EU-Strommarkt droht an Nationalismen zu scheitern

Deutschland will den freien Stromfluss nach Österreich reduzieren, um die Leitungen zu entlasten.
Österreichs Energieverbraucher müssten 15 Prozent mehr für elektrische Energie zahlen.

Nicht nur in der Frage der Verteilung der Flüchtlinge scheint die EU an nationalen Eigeninteressen zu verzweifeln, auch am europäischen Energiemarkt steigt die Gefahr, dass wieder Grenzen eingezogen werden.

Die europäischen Energieregulatoren veröffentlichten am Mittwoch eine folgenschwere Empfehlung: Deutschland solle den freien Stromfluss an der Grenze zu Österreich unterbrechen. Das wäre deswegen nötig, weil der massenhaft in Norddeutschland produzierte Windstrom ansonsten die Leitungen überlaste.

Der Vorschlag der Regulierer löste in der österreichischen Elektrizitätswirtschaft und in der Großindustrie einen Aufschrei der Empörung aus. "Es kann nicht Sinn der EU sein, Mauern zu errichten", weist Verbund-Chef Wolfgang Anzengruber die Idee zurück.

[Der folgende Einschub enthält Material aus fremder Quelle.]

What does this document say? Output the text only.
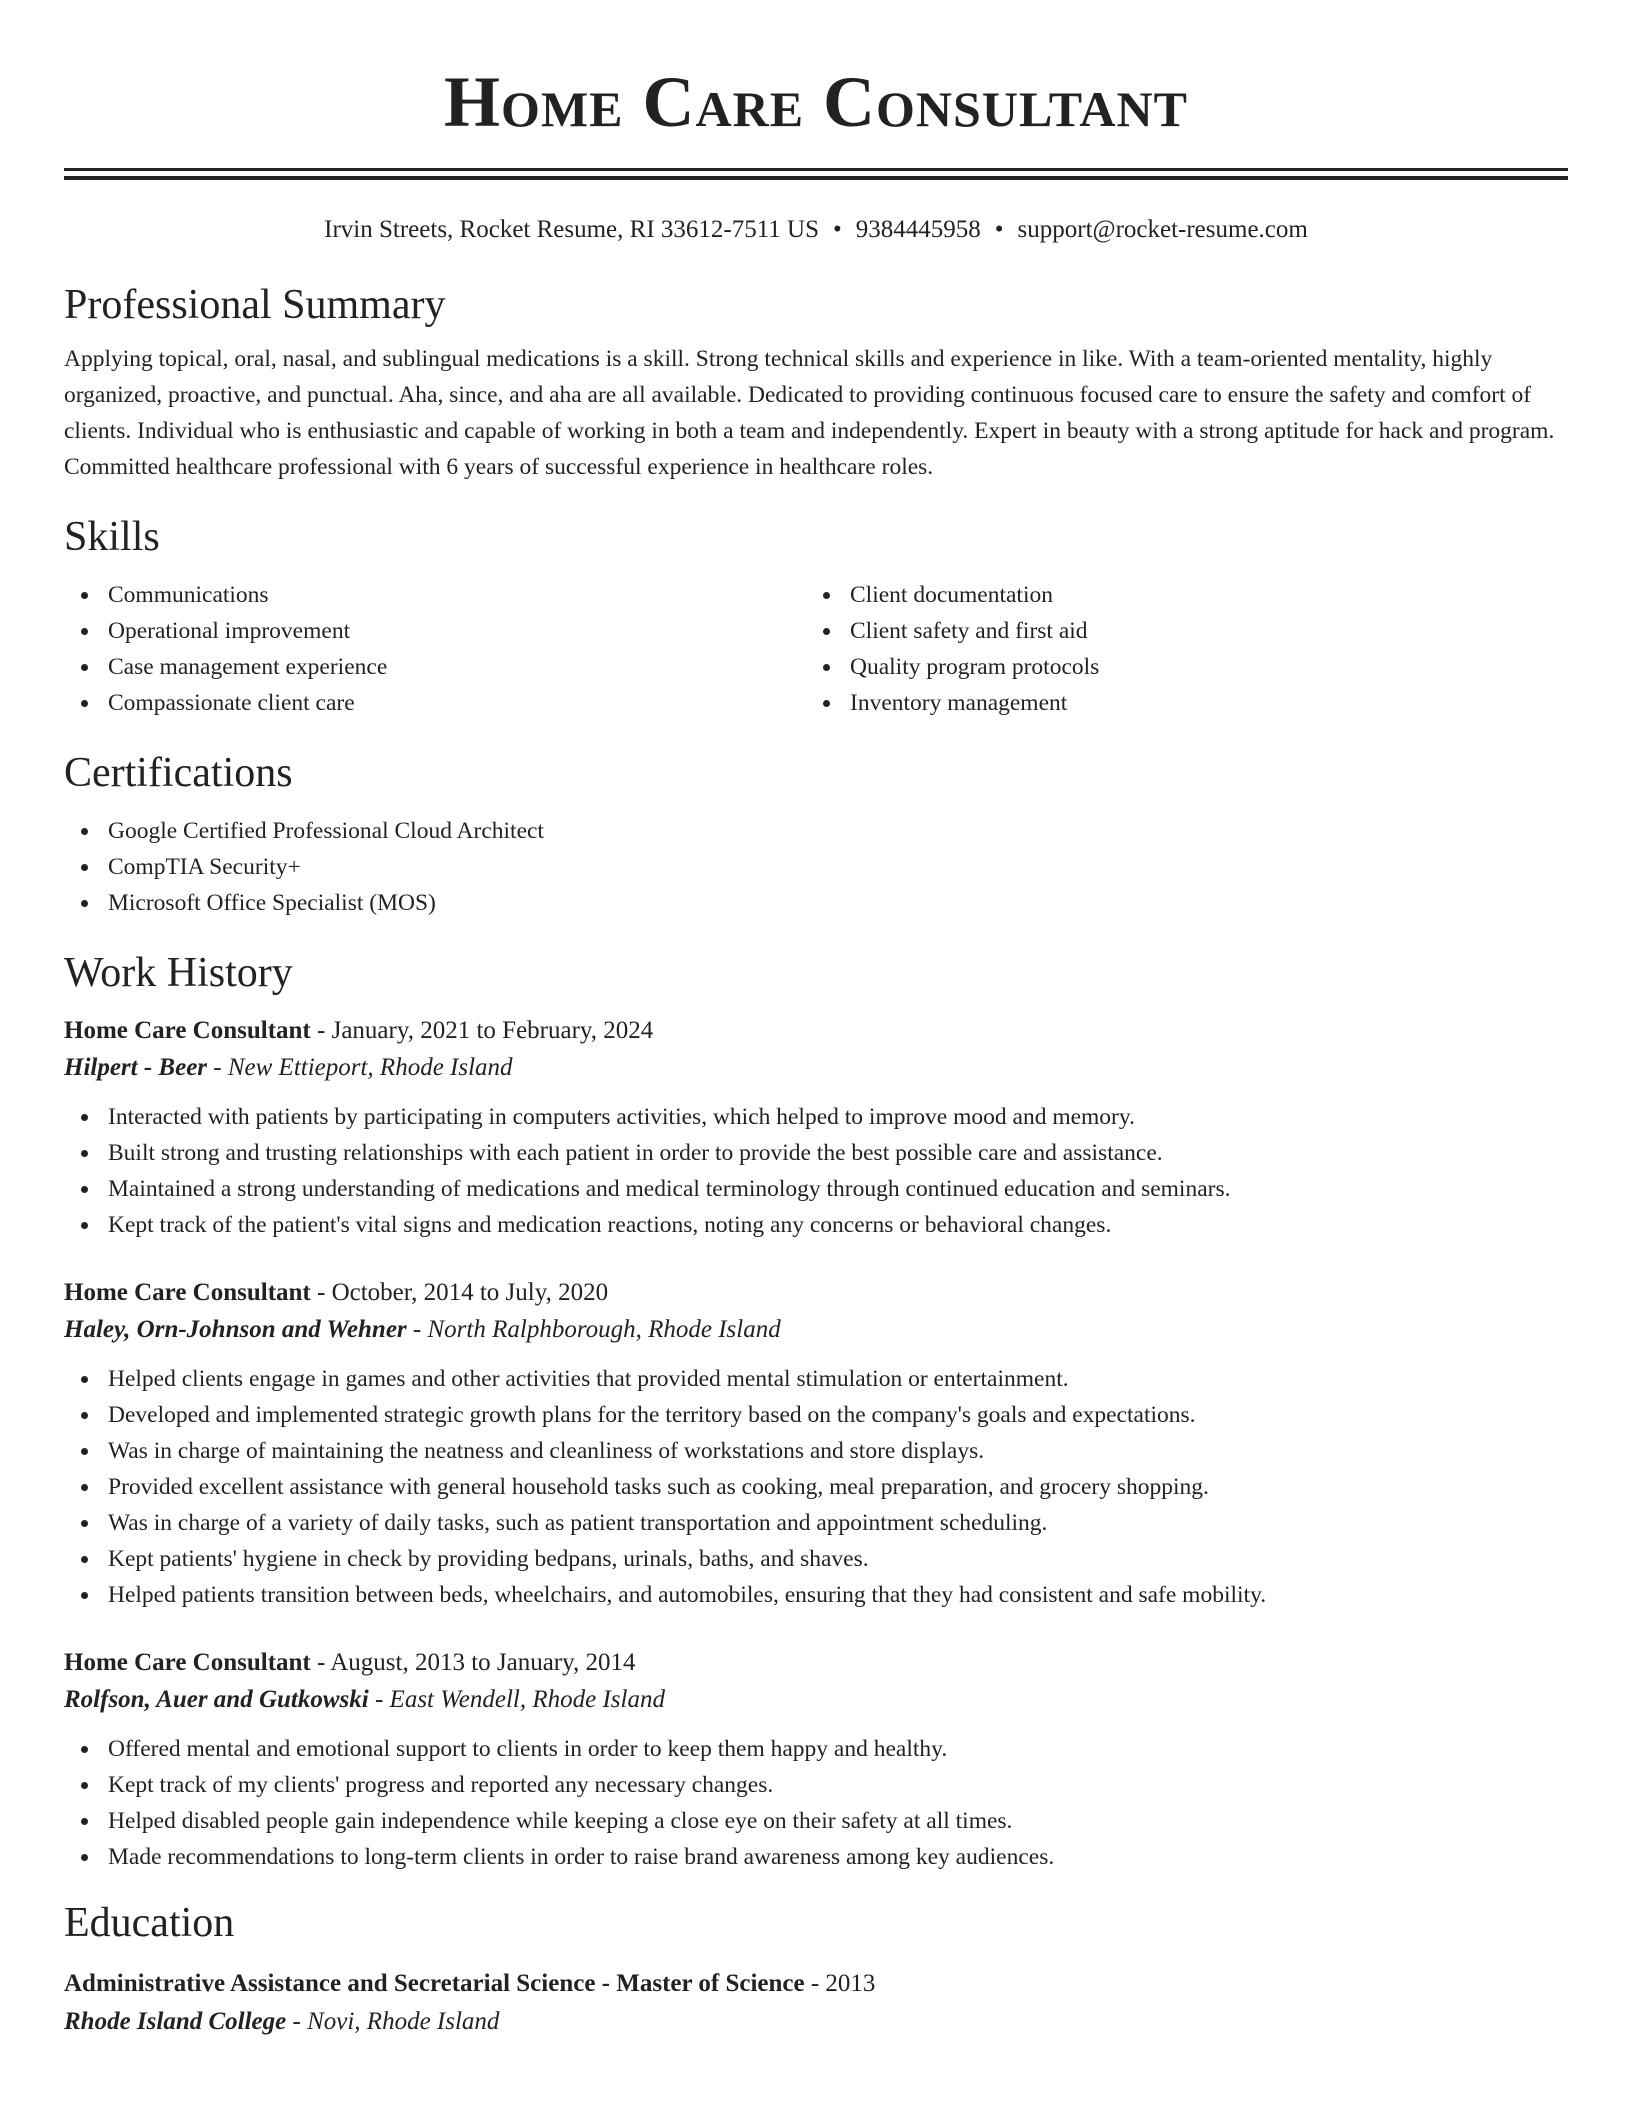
Home Care Consultant
Irvin Streets, Rocket Resume, RI 33612-7511 US • 9384445958 • support@rocket-resume.com
Professional Summary

Applying topical, oral, nasal, and sublingual medications is a skill. Strong technical skills and experience in like. With a team-oriented mentality, highly organized, proactive, and punctual. Aha, since, and aha are all available. Dedicated to providing continuous focused care to ensure the safety and comfort of clients. Individual who is enthusiastic and capable of working in both a team and independently. Expert in beauty with a strong aptitude for hack and program. Committed healthcare professional with 6 years of successful experience in healthcare roles.

Skills
Communications
Operational improvement
Case management experience
Compassionate client care
Client documentation
Client safety and first aid
Quality program protocols
Inventory management
Certifications
Google Certified Professional Cloud Architect
CompTIA Security+
Microsoft Office Specialist (MOS)
Work History
Home Care Consultant - January, 2021 to February, 2024
Hilpert - Beer - New Ettieport, Rhode Island
Interacted with patients by participating in computers activities, which helped to improve mood and memory.
Built strong and trusting relationships with each patient in order to provide the best possible care and assistance.
Maintained a strong understanding of medications and medical terminology through continued education and seminars.
Kept track of the patient's vital signs and medication reactions, noting any concerns or behavioral changes.
Home Care Consultant - October, 2014 to July, 2020
Haley, Orn-Johnson and Wehner - North Ralphborough, Rhode Island
Helped clients engage in games and other activities that provided mental stimulation or entertainment.
Developed and implemented strategic growth plans for the territory based on the company's goals and expectations.
Was in charge of maintaining the neatness and cleanliness of workstations and store displays.
Provided excellent assistance with general household tasks such as cooking, meal preparation, and grocery shopping.
Was in charge of a variety of daily tasks, such as patient transportation and appointment scheduling.
Kept patients' hygiene in check by providing bedpans, urinals, baths, and shaves.
Helped patients transition between beds, wheelchairs, and automobiles, ensuring that they had consistent and safe mobility.
Home Care Consultant - August, 2013 to January, 2014
Rolfson, Auer and Gutkowski - East Wendell, Rhode Island
Offered mental and emotional support to clients in order to keep them happy and healthy.
Kept track of my clients' progress and reported any necessary changes.
Helped disabled people gain independence while keeping a close eye on their safety at all times.
Made recommendations to long-term clients in order to raise brand awareness among key audiences.
Education
Administrative Assistance and Secretarial Science - Master of Science - 2013
Rhode Island College - Novi, Rhode Island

Für Österreichs Stromkonsumenten würde eine solche Abschottung vom deutschen Markt eine Preiserhöhung um rund 15 Prozent bedeuten. Der Grund: Heimische Stromversorger müssten die Energie, die sie aus Deutschland importieren, an der Grenze ersteigern. Das macht Strom teurer, weil kleinere Mengen durchgelassen würden. Dass die Deutschen ihr eigenes Problem der Überproduktion von Strom im Norden damit auf Österreich abschieben, ist für Anzengruber "nicht einmal eine Denkalternative".

Unter Druck

Für Österreichs Industrie wäre eine Verteuerung des Stroms ein zusätzlicher Wettbewerbsnachteil. Siemens-Österreich-Chef Wolfgang Hesoun zeigte sich bei der Verbund-Energietagung in Fuschl denn auch höchst besorgt. "Letztlich würde das Arbeitsplätze kosten", warnt er. Sowohl die Politik als auch die Elektrizitätsunternehmen versuchen daher, in Brüssel heftig gegen die Teilung des Strommarktes zu argumentieren. Dort hört man die Sorgen wohl. Die deutsche Bundesnetzagentur aber ist wild entschlossen, den Stromverkehr mit Österreich zu rationieren, wie aus den Worten von Netzagentur-Chef Jochen Homann am Dienstag Abend in Wien hervorgeht. Anzengruber will den Deutschen Hilfe bei der Netzstützung anbieten, um den gemeinsamen Markt aufrecht zu erhalten. Diese Hilfe käme nur halb so teuer wie eine Trennung, sagt er.